Chance or grand scheme?
But, as he also demonstrates, the hundreds of Chinese setting up shop to sell trinkets, household goods and groceries are actually taking away job opportunities from Africans. How much money are these so-called investors adding into the local economies? How do they manage to get stay permits and open businesses? Undoubtedly some of them enter into partnerships with locals.
But there is no doubt that corrupt local immigration and trade officials are having their hands greased to issue the recently arrived Chinese with official permits that allow them to engage in what otherwise are trades protected by international conventions. Else how would Chinese immigrants be roasting maize on the streets of Nairobi or shaving hair in Dakar or selling shoes in Kampala?
Are African governments keeping track of how many Chinese are immigrating to Africa, how many are being born on the continent – and therefore possibly have the right to African citizenship – how many of the immigrants are part of a global crime network, hence involved in ivory poaching and smuggling, trafficking of women and children to work as prostitutes, trading in drugs and arms etc? Howard’s book talks of one million Chinese in Africa at the time of its publication in 2014 but some estimates put it at two million, the equivalent of the population of Botswana.
In the end, Howard’s story seems to suggest that the waves of Chinese arriving in Africa might not be propelled by some grand scheme but by many factors both internal to China and external to it as well. He writes his last words thus:
“Indeed, what often impressed me most about the stories of the new Chinese in Africa I met was the almost haphazard quality to the life stories that had landed them in places like Mozambique, Senegal, Namibia, and elsewhere.

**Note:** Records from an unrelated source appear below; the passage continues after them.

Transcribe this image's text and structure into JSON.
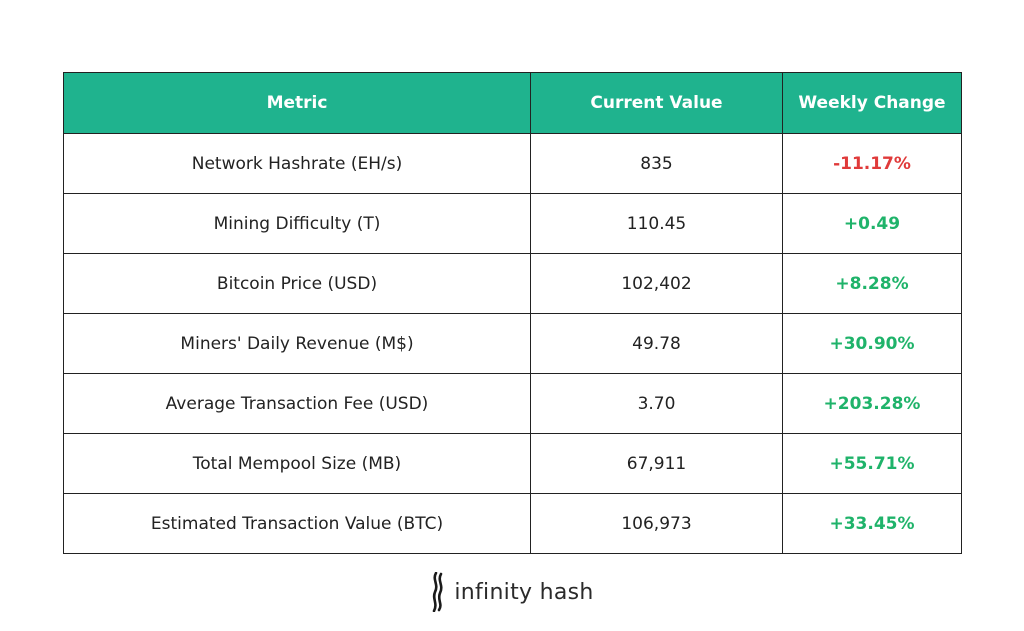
{
  "chart_data": {
    "type": "table",
    "columns": [
      "Metric",
      "Current Value",
      "Weekly Change"
    ],
    "rows": [
      {
        "metric": "Network Hashrate (EH/s)",
        "value": "835",
        "change": "-11.17%",
        "direction": "neg"
      },
      {
        "metric": "Mining Difficulty (T)",
        "value": "110.45",
        "change": "+0.49",
        "direction": "pos"
      },
      {
        "metric": "Bitcoin Price (USD)",
        "value": "102,402",
        "change": "+8.28%",
        "direction": "pos"
      },
      {
        "metric": "Miners' Daily Revenue (M$)",
        "value": "49.78",
        "change": "+30.90%",
        "direction": "pos"
      },
      {
        "metric": "Average Transaction Fee (USD)",
        "value": "3.70",
        "change": "+203.28%",
        "direction": "pos"
      },
      {
        "metric": "Total Mempool Size (MB)",
        "value": "67,911",
        "change": "+55.71%",
        "direction": "pos"
      },
      {
        "metric": "Estimated Transaction Value (BTC)",
        "value": "106,973",
        "change": "+33.45%",
        "direction": "pos"
      }
    ]
  },
  "colors": {
    "header_bg": "#1fb38e",
    "positive": "#1fb36a",
    "negative": "#e03a3a"
  },
  "logo": {
    "text": "infinity hash",
    "icon": "infinity-hash-logo-icon"
  }
}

There was little hint of a grand or even deliberate scheme, but in the end, that’s not so important.
As the outraged Ghanaians who seem to have awoken one recent day to the discovery that thousands of Chinese newcomers were scrambling illegally to take control of their country’s lucrative gold mining sector, digging up the countryside, despoiling land, and bribing local chiefs and police officials in the process, might say, it is the outcomes that count.”
In the end, one can only hope that in the end the Chinese in Africa are true friends of Africans and, over time, they will see Africa as “home” and not just be another bunch of neo colonial adventurers and exploiters.